Introduction
Large Language Model (LLM) multi-agent systems have become a popular paradigm for tackling complex tasks through collaborative intelligence. Multiple autonomous agents work together, each contributing specialized capabilities. However, these systems are notoriously brittle: a single misstep by one agent can cascade into a full task failure. Developers often face the daunting challenge of identifying which agent caused the failure and at what point in the process. This task, like trying to find a needle in a haystack, consumes hours of manual log inspection and deep domain expertise.

To address this, a collaborative team from Penn State University, Duke University, Google DeepMind, University of Washington, Meta, Nanyang Technological University, and Oregon State University has introduced the concept of Automated Failure Attribution. Their work, accepted as a Spotlight presentation at ICML 2025, provides the first benchmark dataset, Who&When, and evaluates multiple automated attribution methods. The research paves a new path toward making multi-agent systems more reliable and easier to debug.
The Challenge of Debugging Multi-Agent Systems
LLM-driven multi-agent systems excel in domains like software development, research analysis, and creative writing. Yet their very strength — autonomous, loosely coupled collaboration — also creates fragility. Failures can stem from any of three sources:
- Agent-level errors: An individual agent misinterprets its role or generates incorrect output.
- Inter-agent miscommunication: Agents fail to share information accurately or in a timely manner.
- Information transmission faults: Data is lost or corrupted as it moves between agents.
Currently, debugging these systems relies on manual methods often described as 'log archaeology.' Developers must comb through lengthy interaction logs, each containing thousands of lines of dialogue and intermediate results. The debugging process requires deep familiarity with the system's design, making it not only time-consuming but also inaccessible to newcomers. Without a systematic way to pinpoint failure origins, iterative improvement becomes nearly impossible.
Introducing Automated Failure Attribution
To overcome these limitations, the research team formalized the problem of Automated Failure Attribution: given a multi-agent system and a failed task, automatically determine which agent is responsible and at which step the failure occurred. This goes beyond simple error detection — it requires understanding the causal chain of actions in a multi-step, multi-agent interaction.
The team proposes that an ideal attribution method should be (a) precise, identifying the specific agent and the failure point, (b) efficient, requiring minimal computational overhead, and (c) generalizable across different system architectures. They explore multiple approaches, including log-based heuristics, LLM-based reasoning, and graph traversal techniques.
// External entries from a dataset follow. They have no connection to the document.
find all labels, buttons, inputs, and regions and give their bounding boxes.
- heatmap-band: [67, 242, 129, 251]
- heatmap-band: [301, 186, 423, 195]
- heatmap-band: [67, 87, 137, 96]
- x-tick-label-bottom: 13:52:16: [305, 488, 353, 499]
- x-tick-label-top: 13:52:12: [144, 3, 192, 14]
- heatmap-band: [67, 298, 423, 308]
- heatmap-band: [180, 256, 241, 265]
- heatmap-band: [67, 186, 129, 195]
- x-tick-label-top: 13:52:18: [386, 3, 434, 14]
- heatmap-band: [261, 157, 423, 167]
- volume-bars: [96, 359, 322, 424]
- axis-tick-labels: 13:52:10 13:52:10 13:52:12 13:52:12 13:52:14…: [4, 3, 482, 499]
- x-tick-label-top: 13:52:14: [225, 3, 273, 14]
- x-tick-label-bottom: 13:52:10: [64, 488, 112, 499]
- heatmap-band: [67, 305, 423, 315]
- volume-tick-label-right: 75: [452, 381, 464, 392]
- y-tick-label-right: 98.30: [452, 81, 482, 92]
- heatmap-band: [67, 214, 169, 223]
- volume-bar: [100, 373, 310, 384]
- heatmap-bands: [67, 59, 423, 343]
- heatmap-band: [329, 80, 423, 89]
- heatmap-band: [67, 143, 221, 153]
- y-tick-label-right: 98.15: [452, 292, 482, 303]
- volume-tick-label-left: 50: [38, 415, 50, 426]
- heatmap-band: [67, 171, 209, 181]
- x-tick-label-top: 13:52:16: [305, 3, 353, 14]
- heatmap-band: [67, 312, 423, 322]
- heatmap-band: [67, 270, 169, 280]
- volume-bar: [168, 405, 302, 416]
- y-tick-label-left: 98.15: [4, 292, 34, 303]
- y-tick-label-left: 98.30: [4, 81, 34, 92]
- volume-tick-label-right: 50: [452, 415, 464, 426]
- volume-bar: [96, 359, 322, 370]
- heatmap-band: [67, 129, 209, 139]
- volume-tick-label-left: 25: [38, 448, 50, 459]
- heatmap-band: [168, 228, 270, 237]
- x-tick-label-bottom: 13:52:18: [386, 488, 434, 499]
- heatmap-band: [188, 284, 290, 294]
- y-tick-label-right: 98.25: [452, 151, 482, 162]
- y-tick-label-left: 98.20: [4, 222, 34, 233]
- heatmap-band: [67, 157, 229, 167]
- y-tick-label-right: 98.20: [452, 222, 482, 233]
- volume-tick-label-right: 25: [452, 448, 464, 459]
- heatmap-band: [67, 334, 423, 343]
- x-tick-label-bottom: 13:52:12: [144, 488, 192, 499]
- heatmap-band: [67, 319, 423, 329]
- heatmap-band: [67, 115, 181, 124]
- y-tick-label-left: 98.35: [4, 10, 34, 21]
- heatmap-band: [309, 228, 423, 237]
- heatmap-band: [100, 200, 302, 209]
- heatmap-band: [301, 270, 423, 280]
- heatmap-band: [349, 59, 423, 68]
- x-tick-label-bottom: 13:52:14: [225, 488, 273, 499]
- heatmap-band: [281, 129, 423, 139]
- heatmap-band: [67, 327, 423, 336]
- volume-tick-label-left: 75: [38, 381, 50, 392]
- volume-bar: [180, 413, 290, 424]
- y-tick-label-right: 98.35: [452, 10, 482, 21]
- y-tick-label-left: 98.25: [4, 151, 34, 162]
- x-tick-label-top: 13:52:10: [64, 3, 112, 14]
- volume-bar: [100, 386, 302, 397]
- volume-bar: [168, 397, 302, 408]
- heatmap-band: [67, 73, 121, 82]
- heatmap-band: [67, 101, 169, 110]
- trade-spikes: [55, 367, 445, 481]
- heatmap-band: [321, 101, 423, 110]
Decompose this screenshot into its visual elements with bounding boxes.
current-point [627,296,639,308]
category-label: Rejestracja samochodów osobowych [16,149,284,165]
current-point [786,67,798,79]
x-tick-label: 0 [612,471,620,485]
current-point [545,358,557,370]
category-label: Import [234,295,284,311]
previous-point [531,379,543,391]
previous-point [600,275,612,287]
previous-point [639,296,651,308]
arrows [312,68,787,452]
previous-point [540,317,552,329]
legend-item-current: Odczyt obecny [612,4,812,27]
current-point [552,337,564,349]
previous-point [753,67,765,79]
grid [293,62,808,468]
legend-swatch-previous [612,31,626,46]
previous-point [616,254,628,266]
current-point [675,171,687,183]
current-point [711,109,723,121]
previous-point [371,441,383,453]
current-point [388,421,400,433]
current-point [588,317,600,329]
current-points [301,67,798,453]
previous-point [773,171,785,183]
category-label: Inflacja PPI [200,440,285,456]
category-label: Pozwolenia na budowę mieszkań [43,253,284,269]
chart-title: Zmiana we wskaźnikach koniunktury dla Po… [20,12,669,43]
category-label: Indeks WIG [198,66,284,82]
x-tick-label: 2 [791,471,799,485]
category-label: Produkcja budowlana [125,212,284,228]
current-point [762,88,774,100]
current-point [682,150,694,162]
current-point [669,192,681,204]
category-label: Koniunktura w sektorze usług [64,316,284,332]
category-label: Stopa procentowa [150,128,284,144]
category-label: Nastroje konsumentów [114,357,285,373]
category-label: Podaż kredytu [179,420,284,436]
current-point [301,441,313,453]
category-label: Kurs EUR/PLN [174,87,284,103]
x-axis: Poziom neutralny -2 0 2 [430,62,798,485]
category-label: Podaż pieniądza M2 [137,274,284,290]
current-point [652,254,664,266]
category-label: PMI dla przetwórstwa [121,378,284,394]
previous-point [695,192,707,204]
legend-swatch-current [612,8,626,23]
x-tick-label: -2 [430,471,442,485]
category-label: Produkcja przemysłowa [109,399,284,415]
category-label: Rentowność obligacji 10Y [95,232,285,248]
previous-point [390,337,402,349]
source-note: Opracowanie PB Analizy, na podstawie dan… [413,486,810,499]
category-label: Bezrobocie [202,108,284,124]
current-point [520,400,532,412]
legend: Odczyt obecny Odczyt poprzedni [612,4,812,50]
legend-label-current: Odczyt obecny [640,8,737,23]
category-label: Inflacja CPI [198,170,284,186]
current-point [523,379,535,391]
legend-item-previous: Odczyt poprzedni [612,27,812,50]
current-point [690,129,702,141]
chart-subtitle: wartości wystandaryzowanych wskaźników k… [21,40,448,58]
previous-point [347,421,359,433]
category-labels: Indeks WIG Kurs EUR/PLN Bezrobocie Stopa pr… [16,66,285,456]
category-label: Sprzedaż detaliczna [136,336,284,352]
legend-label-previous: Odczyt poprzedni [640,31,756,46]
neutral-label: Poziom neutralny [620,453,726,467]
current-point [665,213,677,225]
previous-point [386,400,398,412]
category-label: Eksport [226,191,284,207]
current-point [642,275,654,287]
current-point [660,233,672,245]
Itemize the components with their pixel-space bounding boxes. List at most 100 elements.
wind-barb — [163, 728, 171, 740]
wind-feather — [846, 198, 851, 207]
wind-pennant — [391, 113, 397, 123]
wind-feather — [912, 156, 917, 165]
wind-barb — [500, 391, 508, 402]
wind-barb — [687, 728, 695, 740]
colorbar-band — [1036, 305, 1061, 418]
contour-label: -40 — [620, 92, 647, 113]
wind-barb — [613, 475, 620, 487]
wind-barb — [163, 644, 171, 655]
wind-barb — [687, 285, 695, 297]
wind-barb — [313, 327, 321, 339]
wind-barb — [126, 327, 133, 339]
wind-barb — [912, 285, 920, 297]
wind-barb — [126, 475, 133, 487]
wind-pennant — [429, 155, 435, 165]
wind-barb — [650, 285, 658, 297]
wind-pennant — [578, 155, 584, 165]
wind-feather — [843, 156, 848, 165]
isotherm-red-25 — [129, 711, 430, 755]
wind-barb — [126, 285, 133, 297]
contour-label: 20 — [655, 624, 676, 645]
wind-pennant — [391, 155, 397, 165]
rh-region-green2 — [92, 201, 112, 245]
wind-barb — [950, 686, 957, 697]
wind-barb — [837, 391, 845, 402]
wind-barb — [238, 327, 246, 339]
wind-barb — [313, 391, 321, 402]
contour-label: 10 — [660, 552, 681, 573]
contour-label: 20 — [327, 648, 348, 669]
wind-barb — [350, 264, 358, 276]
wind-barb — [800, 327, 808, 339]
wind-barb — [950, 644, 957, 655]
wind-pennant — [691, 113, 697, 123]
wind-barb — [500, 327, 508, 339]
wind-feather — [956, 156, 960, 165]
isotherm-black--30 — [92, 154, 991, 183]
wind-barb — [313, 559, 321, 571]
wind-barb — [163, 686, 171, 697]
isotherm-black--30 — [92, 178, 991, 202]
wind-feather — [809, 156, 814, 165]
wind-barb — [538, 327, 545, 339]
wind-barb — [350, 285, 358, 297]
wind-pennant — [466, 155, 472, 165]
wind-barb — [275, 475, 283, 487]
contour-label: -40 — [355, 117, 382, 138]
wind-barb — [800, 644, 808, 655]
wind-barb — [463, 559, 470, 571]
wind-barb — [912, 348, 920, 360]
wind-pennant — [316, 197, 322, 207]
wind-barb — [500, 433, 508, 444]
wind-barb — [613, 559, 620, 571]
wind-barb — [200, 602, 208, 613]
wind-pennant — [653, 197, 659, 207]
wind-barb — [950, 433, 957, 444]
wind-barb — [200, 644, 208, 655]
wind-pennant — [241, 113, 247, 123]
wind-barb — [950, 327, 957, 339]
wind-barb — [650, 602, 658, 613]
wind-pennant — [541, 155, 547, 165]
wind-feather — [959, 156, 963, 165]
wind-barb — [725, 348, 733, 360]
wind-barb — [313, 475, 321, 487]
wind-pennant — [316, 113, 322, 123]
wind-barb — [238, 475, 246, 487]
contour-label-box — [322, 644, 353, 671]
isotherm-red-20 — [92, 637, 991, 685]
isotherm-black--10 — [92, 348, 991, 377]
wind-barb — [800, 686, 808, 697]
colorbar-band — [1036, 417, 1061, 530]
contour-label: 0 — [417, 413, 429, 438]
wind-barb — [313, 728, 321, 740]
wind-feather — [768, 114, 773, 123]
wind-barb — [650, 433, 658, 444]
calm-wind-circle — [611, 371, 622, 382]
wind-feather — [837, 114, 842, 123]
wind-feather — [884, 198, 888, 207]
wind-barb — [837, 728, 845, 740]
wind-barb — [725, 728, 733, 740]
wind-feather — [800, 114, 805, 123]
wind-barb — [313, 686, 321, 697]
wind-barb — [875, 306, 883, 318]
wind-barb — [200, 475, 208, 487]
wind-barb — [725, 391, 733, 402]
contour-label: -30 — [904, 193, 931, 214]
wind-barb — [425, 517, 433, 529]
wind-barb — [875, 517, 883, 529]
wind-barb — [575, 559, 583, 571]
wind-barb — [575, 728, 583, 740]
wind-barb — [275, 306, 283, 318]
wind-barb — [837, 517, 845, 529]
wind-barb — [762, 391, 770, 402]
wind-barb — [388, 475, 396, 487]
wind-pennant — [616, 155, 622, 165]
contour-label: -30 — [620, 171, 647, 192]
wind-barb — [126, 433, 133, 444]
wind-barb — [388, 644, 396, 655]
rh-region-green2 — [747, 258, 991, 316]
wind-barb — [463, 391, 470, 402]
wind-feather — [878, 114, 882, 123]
The Who&When Benchmark Dataset
A critical contribution of this research is the creation of the Who&When benchmark dataset. This dataset is designed to evaluate failure attribution methods in a controlled, reproducible manner. It includes:
- Multiple multi-agent system configurations (varying number of agents, roles, and communication patterns).
- A diverse set of tasks (e.g., code generation, report synthesis, question answering) that are prone to failures.
- Ground-truth labels indicating the responsible agent and the failure timestamp, carefully annotated by human experts.
The dataset is publicly available on Hugging Face, enabling other researchers to benchmark their own attribution techniques. By providing a standardized testbed, Who&When accelerates progress in this nascent field.
Evaluation of Attribution Methods
The researchers evaluated several automated attribution methods on the Who&When dataset. Their findings highlight the complexity of the problem:
- Heuristic-based methods (e.g., tracking last-error occurrences) performed poorly because failures often propagate, making it hard to distinguish cause from effect.
- LLM-based reasoning methods (prompting a language model to analyze logs) showed moderate success but struggled with long contexts and subtle dependencies between agents.
- Graph-based methods that model agent interactions as a directed graph and trace failure signals backward achieved the highest accuracy, especially when combined with explicit role and message semantics.
Interestingly, the best-performing method still left room for improvement, indicating that failure attribution remains a challenging research problem. The team also observed that attribution accuracy varies significantly depending on the type of failure — errors in communication are harder to attribute than isolated agent mistakes.
Implications for Multi-Agent System Reliability
This work has several practical implications. First, it provides developers with tools to quickly diagnose failures, reducing debugging time from hours to minutes. Second, the Who&When dataset serves as a common benchmark, fostering competition and collaboration in the community. Third, the research opens up new questions:
- How can attribution methods be made causal rather than correlational?
- Can failure attribution be integrated with runtime monitoring to prevent failures in the first place?
- What are the ethical implications of automatically blaming an agent for a failure, especially in systems that learn from past mistakes?
The code and dataset are fully open-sourced, available at the links below, encouraging further exploration.
Conclusion
As LLM-based multi-agent systems become more prevalent, the need for robust debugging tools grows. The introduction of Automated Failure Attribution by the Penn State-Duke-led team marks a significant step forward. By formalizing the problem, creating a benchmark, and evaluating initial methods, they have laid a foundation for more reliable and easier-to-maintain multi-agent systems. Future work will likely refine these techniques, making failure attribution as routine as testing a single-agent system today.